Orlando Pulse nightclub shooting lessons for EMS response to MCIs

Orange County EMS medical director describes expected and unexpected lessons learned from the deadliest shooting in U.S. history at NAEMSP annual meeting


NEW ORLEANS — The Orlando Pulse nightclub shooting on June 12, 2016 was the deadliest mass shooting in U.S. history. It was also the worst attack on the LGBTQ community in documented history and the deadliest terror attack in the U.S. since 9/11. 

Christopher Hunter, MD, Ph.D, the Associate Medical Director of the Orange County EMS System, presented on the EMS response to the shooting and aftermath at the 2017 National Association of EMS Physicians annual meeting. 

Memorable quotes on Pulse patient triage and care

The patient distribution from the Orlando Pulse nightclub shooting. (Photo/Christopher Hunter)
The patient distribution from the Orlando Pulse nightclub shooting. (Photo/Christopher Hunter)

Here are some memorable quotes and key takeaways from his talk.

"When people say this can happen anywhere, this (Orlando) is about as anywhere as it gets."

"What we really ended up with over the course of the day was three different MCIs."

"The civilians that were involved did not run away, they stayed."

"One of the less sexy, but more important things that saved lives was throughput within the hospital."

"I’m still not sure triage tags are the answer."

"It’s difficult to coordinate when you have this many agencies responding to something."

"Family reunification is something we were not prepared for in any way, shape or form."

7 key takeaways on EMS response and transport

Here are seven key takeaways from the EMS response to Pulse, patient triage, patient transport and the challenges of media interest and family reunification.

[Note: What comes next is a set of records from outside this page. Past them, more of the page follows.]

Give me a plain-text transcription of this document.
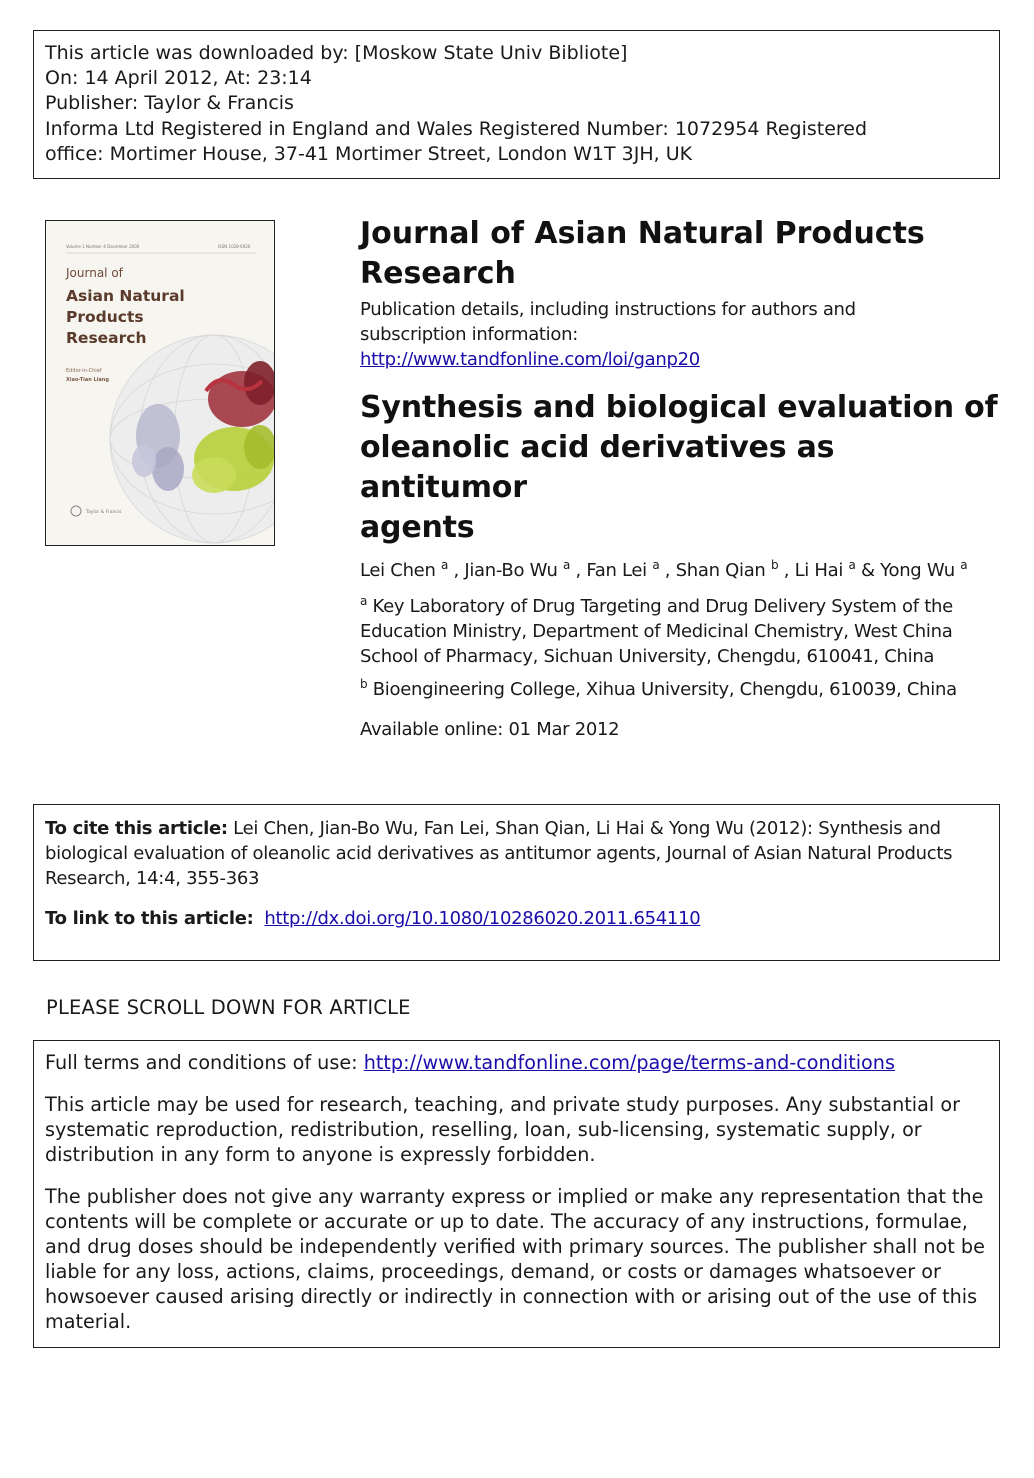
This article was downloaded by: [Moskow State Univ Bibliote]
On: 14 April 2012, At: 23:14
Publisher: Taylor & Francis
Informa Ltd Registered in England and Wales Registered Number: 1072954 Registered
office: Mortimer House, 37-41 Mortimer Street, London W1T 3JH, UK
Volume 1 Number 4 December 2000	ISSN 1028-6020
Journal of
Asian Natural
Products
Research
Editor-in-Chief
Xiao-Tian Liang
Taylor & Francis
Journal of Asian Natural Products
Research
Publication details, including instructions for authors and
subscription information:
http://www.tandfonline.com/loi/ganp20
Synthesis and biological evaluation of
oleanolic acid derivatives as antitumor
agents
Lei Chen $^a$ , Jian-Bo Wu $^a$ , Fan Lei $^a$ , Shan Qian $^b$ , Li Hai $^a$ & Yong Wu $^a$
$^a$ Key Laboratory of Drug Targeting and Drug Delivery System of the Education Ministry, Department of Medicinal Chemistry, West China School of Pharmacy, Sichuan University, Chengdu, 610041, China
$^b$ Bioengineering College, Xihua University, Chengdu, 610039, China
Available online: 01 Mar 2012
To cite this article: Lei Chen, Jian-Bo Wu, Fan Lei, Shan Qian, Li Hai & Yong Wu (2012): Synthesis and biological evaluation of oleanolic acid derivatives as antitumor agents, Journal of Asian Natural Products Research, 14:4, 355-363
To link to this article: http://dx.doi.org/10.1080/10286020.2011.654110
PLEASE SCROLL DOWN FOR ARTICLE

Full terms and conditions of use: http://www.tandfonline.com/page/terms-and-conditions

This article may be used for research, teaching, and private study purposes. Any substantial or systematic reproduction, redistribution, reselling, loan, sub-licensing, systematic supply, or distribution in any form to anyone is expressly forbidden.

The publisher does not give any warranty express or implied or make any representation that the contents will be complete or accurate or up to date. The accuracy of any instructions, formulae, and drug doses should be independently verified with primary sources. The publisher shall not be liable for any loss, actions, claims, proceedings, demand, or costs or damages whatsoever or howsoever caused arising directly or indirectly in connection with or arising out of the use of this material.
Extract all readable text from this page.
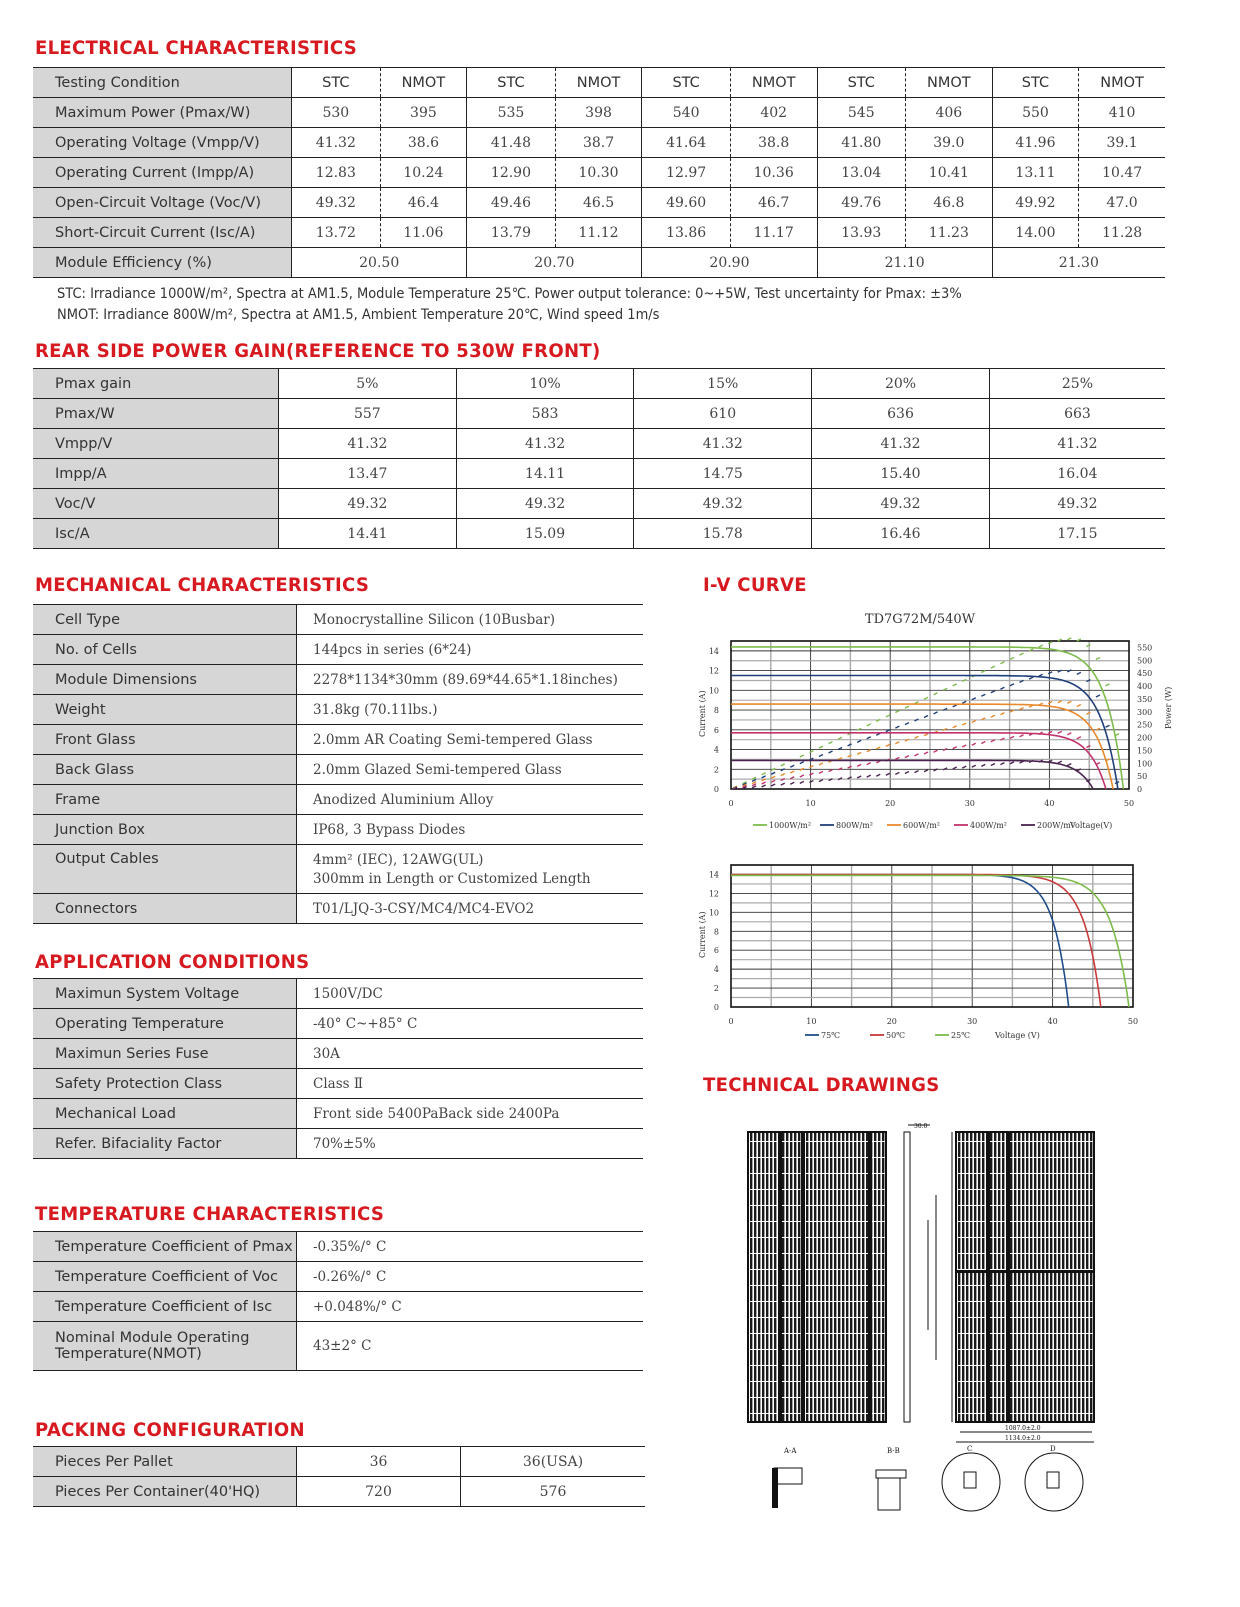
ELECTRICAL CHARACTERISTICS
Testing Condition	STC	NMOT	STC	NMOT	STC	NMOT	STC	NMOT	STC	NMOT
Maximum Power (Pmax/W)	530	395	535	398	540	402	545	406	550	410
Operating Voltage (Vmpp/V)	41.32	38.6	41.48	38.7	41.64	38.8	41.80	39.0	41.96	39.1
Operating Current (Impp/A)	12.83	10.24	12.90	10.30	12.97	10.36	13.04	10.41	13.11	10.47
Open-Circuit Voltage (Voc/V)	49.32	46.4	49.46	46.5	49.60	46.7	49.76	46.8	49.92	47.0
Short-Circuit Current (Isc/A)	13.72	11.06	13.79	11.12	13.86	11.17	13.93	11.23	14.00	11.28
Module Efficiency (%)	20.50		20.70		20.90		21.10		21.30	
STC: Irradiance 1000W/m², Spectra at AM1.5, Module Temperature 25℃. Power output tolerance: 0~+5W, Test uncertainty for Pmax: ±3%
NMOT: Irradiance 800W/m², Spectra at AM1.5, Ambient Temperature 20℃, Wind speed 1m/s
REAR SIDE POWER GAIN(REFERENCE TO 530W FRONT)
Pmax gain	5%	10%	15%	20%	25%
Pmax/W	557	583	610	636	663
Vmpp/V	41.32	41.32	41.32	41.32	41.32
Impp/A	13.47	14.11	14.75	15.40	16.04
Voc/V	49.32	49.32	49.32	49.32	49.32
Isc/A	14.41	15.09	15.78	16.46	17.15
MECHANICAL CHARACTERISTICS
Cell Type	Monocrystalline Silicon (10Busbar)
No. of Cells	144pcs in series (6*24)
Module Dimensions	2278*1134*30mm (89.69*44.65*1.18inches)
Weight	31.8kg (70.11lbs.)
Front Glass	2.0mm AR Coating Semi-tempered Glass
Back Glass	2.0mm Glazed Semi-tempered Glass
Frame	Anodized Aluminium Alloy
Junction Box	IP68, 3 Bypass Diodes
Output Cables	4mm² (IEC), 12AWG(UL)
300mm in Length or Customized Length

Connectors	T01/LJQ-3-CSY/MC4/MC4-EVO2
APPLICATION CONDITIONS
Maximun System Voltage	1500V/DC
Operating Temperature	-40° C~+85° C
Maximun Series Fuse	30A
Safety Protection Class	Class Ⅱ
Mechanical Load	Front side 5400PaBack side 2400Pa
Refer. Bifaciality Factor	70%±5%
TEMPERATURE CHARACTERISTICS
Temperature Coefficient of Pmax	-0.35%/° C
Temperature Coefficient of Voc	-0.26%/° C
Temperature Coefficient of Isc	+0.048%/° C

Nominal Module Operating
Temperature(NMOT)	43±2° C
PACKING CONFIGURATION
Pieces Per Pallet	36	36(USA)
Pieces Per Container(40'HQ)	720	576
I-V CURVE
TD7G72M/540W
0	10	20	30	40	50
0
2
4
6
8
10
12
14
0
50
100
150
200
250
300
350
400
450
500
550
Power (W)
Current (A)
1000W/m²	800W/m²	600W/m²	400W/m²	200W/m²
Voltage(V)
0	10	20	30	40	50
0
2
4
6
8
10
12
14
Current (A)
75℃	50℃	25℃	Voltage (V)
TECHNICAL DRAWINGS
30.0
1087.0±2.0
1134.0±2.0
A-A	B-B	C	D
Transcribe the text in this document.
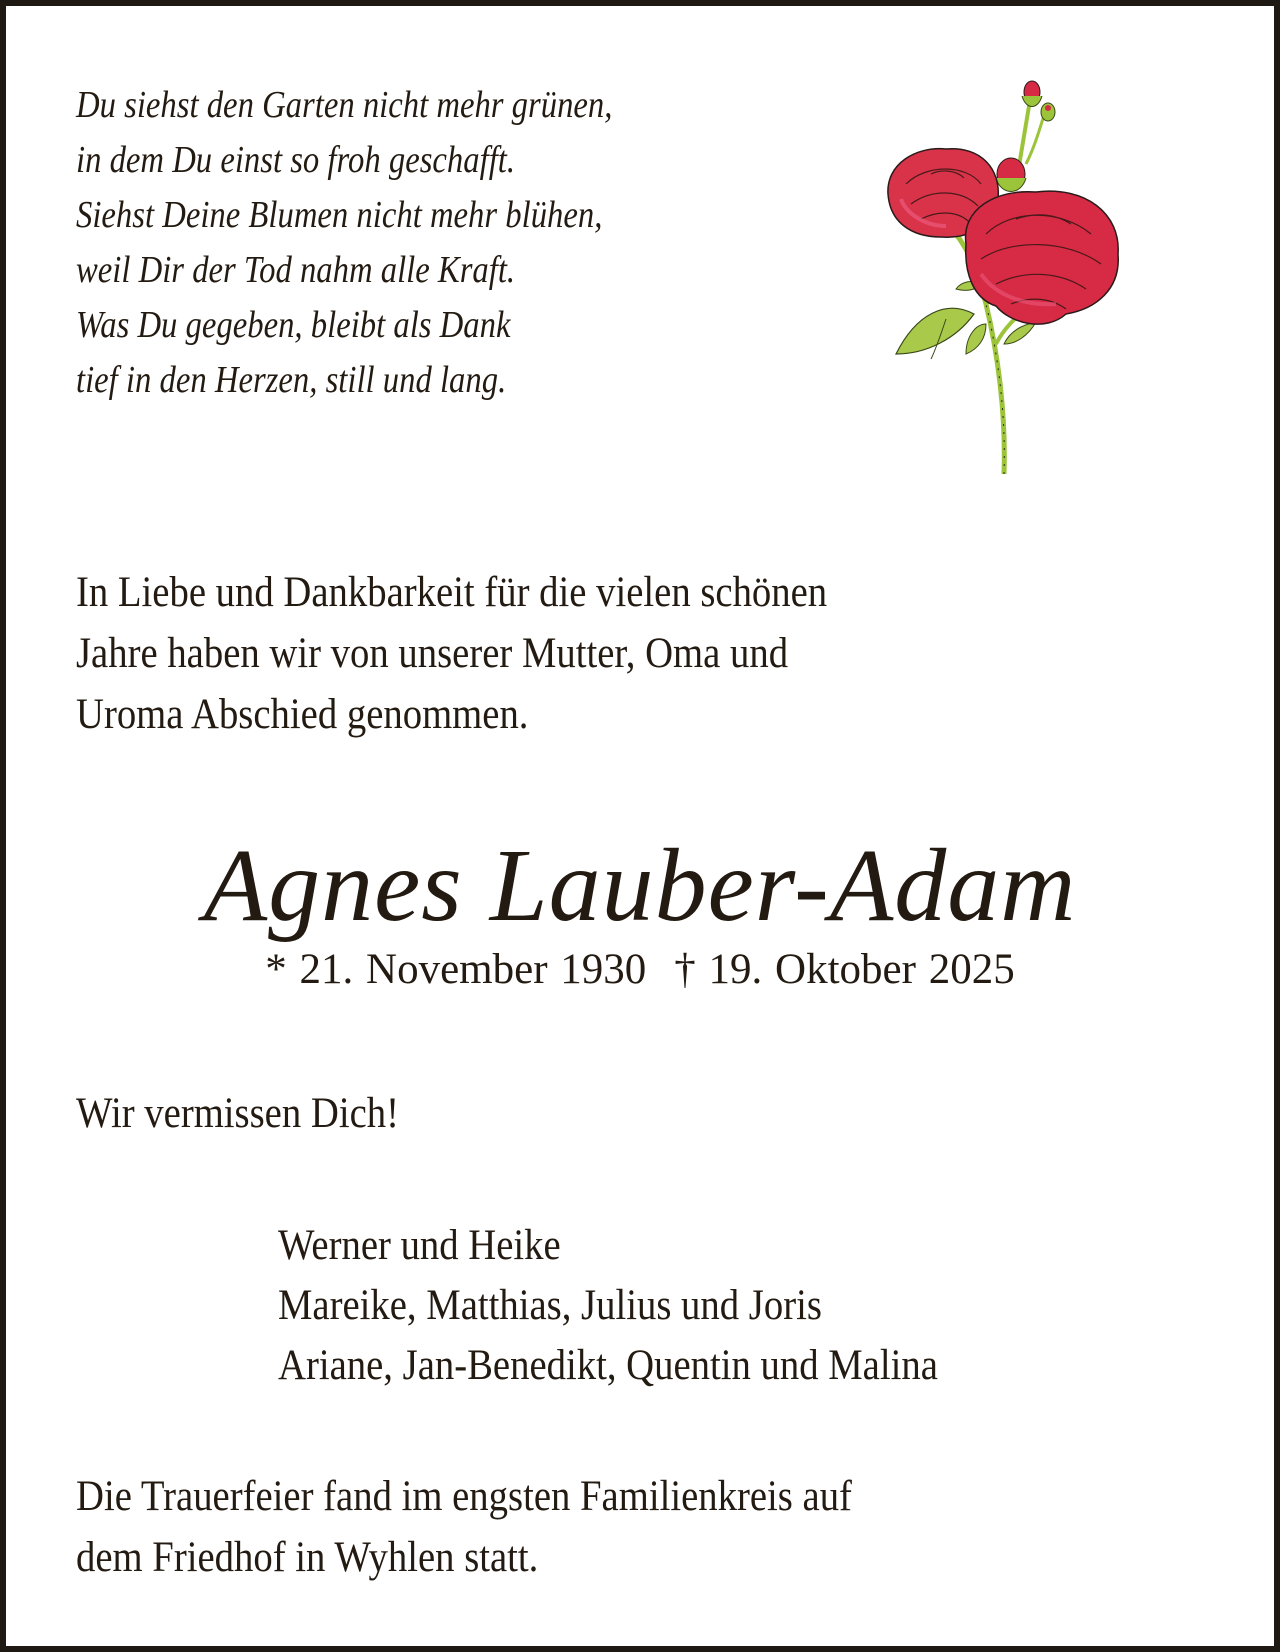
Du siehst den Garten nicht mehr grünen,
in dem Du einst so froh geschafft.
Siehst Deine Blumen nicht mehr blühen,
weil Dir der Tod nahm alle Kraft.
Was Du gegeben, bleibt als Dank
tief in den Herzen, still und lang.
In Liebe und Dankbarkeit für die vielen schönen
Jahre haben wir von unserer Mutter, Oma und
Uroma Abschied genommen.
Agnes Lauber-Adam
* 21. November 1930 † 19. Oktober 2025
Wir vermissen Dich!
Werner und Heike
Mareike, Matthias, Julius und Joris
Ariane, Jan-Benedikt, Quentin und Malina
Die Trauerfeier fand im engsten Familienkreis auf
dem Friedhof in Wyhlen statt.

1. Preparedness matters for performance

Drills may be one of the less flashy sides of preparedness, but they directly impact the cohesive performance of responding agencies when the big event happens. 

2. Rogue responders

In a mass shooting like this, units are going to go "rogue." The first unit to arrive on scene was not initially dispatched there, but ended up transporting 11 patients in two hours. 

3. Dispatch is going to be overwhelmed

During the Pulse incident, dispatchers received over 600 911 calls over the course of the early morning. If the system is reliant on dispatchers to do anything beyond answer calls, such as sending text alerts to employees, there must be a back-up plan.

4. Triage tags might not get used

Very few triage tags will be used in a large urban environment, likely more useful in scenarios significantly further from a trauma center. During this event, anyone still alive with a bullet wound to a non-extremity was transported immediately upon extrication from the nightclub.

6. Pre-plan for family reunification

The family reunification center was a very unanticipated and resource-heavy need. Have locations predetermined with a hotline and a script ready for collecting the right types of information. Orlando is developing a free computer system for any agency to use that will help collect information on unaccounted individuals

7. Overwhelming media interest

News coverage will be more than the agency has ever seen. The media will do anything they can to gain access to sensational audio, photos and video. Lawyers will need to get creative. In Orlando, they used a law that protects any information related to an autopsy to ensure that photos of the crime scene were not released.